Looks nice but a bit too bulky to be worn all day. Good battery life too. Should be multi-platform though.

Should be multi-platform though.

I think that is their plan, but they need Apple to approve the Gear Manager app.

It really all depends on Apple to approve their Gear App on the App store.

Holy shit!!!!

I’m sooooo here for this. I’ve been an early adopter in the fitness band space. I had a fuelband (several actually as poor quality control required two replacements). I had Fitbit Charges (again several as they kept breaking – and fitbit was gracious enough to replace them no questions asked. That said i never even opened the last one so i have one lying around in-box – if you’re in new york/brooklyn and interested, please inquire).

These devices above worked – they did what they were supposed to which is quantify one’s activity. the particulars of said quantification become more relevant over time – but the actual usefulness of a device that lets you keep track of your activity? Very valuable.

To that end the Apple Watch is over-engineered and not really what I’m looking for. I want something geared to the athlete – not jewelry.

I still have my Samsung Gear Fit – I love the thing. It did/does what it’s supposed to. From dawn to dusk it gives me numbers – and it’s rugged. Hasn’t broken.
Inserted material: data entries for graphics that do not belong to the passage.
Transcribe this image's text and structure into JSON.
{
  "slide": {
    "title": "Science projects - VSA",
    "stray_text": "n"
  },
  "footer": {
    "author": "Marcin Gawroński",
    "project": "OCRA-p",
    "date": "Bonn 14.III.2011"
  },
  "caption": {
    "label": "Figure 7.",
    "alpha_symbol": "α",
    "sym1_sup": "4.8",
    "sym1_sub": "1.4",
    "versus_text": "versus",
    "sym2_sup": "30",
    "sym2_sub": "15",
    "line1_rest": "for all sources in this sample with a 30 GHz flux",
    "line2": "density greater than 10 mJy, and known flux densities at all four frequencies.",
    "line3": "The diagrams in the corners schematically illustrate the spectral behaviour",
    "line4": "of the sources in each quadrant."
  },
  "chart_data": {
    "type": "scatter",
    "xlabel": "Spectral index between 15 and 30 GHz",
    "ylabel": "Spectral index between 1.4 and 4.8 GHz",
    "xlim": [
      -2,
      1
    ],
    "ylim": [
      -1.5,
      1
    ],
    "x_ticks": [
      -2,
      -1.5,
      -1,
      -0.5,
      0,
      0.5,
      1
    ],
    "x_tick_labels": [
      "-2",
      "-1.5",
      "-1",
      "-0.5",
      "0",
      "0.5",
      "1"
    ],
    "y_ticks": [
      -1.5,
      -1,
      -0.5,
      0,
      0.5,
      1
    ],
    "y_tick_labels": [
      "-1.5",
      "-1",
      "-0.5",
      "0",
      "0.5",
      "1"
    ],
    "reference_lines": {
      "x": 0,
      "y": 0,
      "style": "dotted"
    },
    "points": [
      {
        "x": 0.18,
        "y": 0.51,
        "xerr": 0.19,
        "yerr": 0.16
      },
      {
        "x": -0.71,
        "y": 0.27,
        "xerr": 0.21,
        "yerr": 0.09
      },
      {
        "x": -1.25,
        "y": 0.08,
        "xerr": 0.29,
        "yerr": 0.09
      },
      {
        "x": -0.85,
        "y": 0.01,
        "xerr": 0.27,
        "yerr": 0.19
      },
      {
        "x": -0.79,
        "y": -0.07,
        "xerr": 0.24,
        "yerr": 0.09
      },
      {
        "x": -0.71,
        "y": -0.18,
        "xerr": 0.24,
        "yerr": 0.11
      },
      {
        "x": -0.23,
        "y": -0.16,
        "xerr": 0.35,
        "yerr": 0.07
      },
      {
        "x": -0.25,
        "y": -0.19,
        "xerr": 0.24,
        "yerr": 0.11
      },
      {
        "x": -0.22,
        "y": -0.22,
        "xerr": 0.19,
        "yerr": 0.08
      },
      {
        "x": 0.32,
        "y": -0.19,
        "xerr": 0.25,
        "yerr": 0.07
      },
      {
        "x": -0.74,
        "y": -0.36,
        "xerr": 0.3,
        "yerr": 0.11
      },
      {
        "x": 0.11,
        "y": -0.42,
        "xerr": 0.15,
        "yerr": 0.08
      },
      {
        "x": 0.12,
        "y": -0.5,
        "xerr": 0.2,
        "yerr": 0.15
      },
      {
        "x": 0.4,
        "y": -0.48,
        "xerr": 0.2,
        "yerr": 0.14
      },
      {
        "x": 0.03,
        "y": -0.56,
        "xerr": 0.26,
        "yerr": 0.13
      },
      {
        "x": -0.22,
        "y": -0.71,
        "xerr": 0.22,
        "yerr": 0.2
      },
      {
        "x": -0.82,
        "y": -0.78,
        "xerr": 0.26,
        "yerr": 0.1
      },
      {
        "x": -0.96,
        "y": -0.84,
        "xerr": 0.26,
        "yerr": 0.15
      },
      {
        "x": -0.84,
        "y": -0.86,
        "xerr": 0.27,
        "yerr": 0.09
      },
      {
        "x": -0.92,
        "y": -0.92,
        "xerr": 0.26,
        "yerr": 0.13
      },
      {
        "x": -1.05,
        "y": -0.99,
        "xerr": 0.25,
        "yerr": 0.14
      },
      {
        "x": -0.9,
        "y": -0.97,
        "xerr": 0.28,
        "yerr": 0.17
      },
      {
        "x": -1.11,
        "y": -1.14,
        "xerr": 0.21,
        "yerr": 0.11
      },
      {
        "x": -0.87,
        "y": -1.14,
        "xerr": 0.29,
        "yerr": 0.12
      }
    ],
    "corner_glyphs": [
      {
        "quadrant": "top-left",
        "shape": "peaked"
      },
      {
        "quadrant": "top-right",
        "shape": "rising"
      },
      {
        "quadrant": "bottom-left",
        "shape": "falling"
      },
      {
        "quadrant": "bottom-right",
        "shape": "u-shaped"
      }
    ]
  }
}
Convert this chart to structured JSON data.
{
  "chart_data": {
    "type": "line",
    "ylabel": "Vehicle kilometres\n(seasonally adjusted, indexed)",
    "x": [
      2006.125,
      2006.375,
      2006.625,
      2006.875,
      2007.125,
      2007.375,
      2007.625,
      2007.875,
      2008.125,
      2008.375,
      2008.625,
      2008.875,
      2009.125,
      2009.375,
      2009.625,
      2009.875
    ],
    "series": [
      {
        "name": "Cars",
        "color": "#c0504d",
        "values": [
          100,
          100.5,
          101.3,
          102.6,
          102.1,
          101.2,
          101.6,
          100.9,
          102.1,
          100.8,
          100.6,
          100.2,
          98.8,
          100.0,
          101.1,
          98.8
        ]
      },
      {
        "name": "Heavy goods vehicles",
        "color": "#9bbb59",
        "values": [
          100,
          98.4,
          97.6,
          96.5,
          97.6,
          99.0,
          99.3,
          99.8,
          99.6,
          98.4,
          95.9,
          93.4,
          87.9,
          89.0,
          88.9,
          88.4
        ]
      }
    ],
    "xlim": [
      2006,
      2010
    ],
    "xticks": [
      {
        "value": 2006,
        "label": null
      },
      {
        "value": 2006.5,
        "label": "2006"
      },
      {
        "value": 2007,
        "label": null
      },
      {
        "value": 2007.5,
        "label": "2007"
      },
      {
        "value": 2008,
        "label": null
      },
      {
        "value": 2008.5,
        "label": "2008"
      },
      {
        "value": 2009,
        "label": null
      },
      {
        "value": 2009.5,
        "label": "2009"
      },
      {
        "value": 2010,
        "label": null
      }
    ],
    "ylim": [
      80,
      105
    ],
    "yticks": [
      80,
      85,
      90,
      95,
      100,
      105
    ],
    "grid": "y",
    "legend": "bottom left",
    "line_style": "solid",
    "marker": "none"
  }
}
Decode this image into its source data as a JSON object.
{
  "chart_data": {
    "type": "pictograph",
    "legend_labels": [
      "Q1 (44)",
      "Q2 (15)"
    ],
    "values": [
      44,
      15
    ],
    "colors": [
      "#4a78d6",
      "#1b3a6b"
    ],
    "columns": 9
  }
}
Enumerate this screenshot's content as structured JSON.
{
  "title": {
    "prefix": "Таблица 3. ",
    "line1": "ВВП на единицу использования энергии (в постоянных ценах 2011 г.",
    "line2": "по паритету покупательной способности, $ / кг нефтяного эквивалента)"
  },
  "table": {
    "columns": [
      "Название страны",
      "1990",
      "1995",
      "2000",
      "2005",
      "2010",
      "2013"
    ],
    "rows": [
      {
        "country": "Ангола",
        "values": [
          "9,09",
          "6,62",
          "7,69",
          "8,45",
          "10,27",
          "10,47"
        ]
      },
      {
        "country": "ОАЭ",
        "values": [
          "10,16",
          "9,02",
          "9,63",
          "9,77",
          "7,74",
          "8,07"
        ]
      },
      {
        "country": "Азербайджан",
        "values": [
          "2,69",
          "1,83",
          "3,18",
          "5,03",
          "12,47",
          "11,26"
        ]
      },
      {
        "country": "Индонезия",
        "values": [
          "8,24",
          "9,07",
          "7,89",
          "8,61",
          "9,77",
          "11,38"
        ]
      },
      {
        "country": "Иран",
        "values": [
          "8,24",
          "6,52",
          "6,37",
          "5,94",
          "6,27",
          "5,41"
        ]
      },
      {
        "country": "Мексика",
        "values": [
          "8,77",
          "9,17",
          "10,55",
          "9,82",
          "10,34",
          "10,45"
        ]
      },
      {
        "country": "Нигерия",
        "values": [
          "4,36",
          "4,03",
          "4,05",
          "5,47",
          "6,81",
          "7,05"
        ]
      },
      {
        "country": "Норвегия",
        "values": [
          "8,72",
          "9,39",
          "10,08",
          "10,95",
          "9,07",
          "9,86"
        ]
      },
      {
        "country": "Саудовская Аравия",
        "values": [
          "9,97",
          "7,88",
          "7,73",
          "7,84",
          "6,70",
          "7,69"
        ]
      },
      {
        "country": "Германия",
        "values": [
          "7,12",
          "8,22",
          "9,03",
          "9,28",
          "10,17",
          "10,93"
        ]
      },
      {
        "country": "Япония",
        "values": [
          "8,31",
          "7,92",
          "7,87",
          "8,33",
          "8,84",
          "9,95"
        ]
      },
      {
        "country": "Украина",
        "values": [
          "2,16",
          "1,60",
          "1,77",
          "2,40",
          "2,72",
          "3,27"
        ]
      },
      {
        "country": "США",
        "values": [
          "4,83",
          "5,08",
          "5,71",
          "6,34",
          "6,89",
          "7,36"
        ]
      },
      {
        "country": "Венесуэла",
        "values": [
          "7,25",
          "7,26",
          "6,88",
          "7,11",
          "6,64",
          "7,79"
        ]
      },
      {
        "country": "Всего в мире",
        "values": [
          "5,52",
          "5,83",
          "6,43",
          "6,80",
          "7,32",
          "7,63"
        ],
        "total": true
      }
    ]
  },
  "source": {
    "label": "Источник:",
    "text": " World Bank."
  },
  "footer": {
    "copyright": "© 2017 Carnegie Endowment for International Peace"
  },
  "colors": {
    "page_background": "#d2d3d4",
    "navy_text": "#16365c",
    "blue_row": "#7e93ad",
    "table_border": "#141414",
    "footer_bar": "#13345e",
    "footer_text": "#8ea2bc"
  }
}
for a while I thought they’d given up on the product. I’m super excited about the remix. I’m underwhelmed with the decision to limit platforms – and they BETTER have a desktop app FFS. But I WILL get it.


Honestly, all I want out of this, or the Pebble Core, is Audiobook functionality. Spotify isn’t going to cut it for most people. Many will want a music player to load and listen to their own music/playlists, and some will want to listen to audiobooks. Music is fun, but going for a nice jog and listening to an engaging audiobook is the highlight of my day.

If I can listen to audiobooks on Audible, and the GPS is accurate, it’s a day one purchase. If the heart rate is near accurate as well, that’s just gravy, but these types of optical heart rate monitors have never been very good, especially while running. I don’t know what the limitation is right now, but one day I’d love to find one that can replace a chest strap.

The core is supposed to be pretty hackable, so I think with enough enthusiasm that Audiobooks and podcasts could be a thing.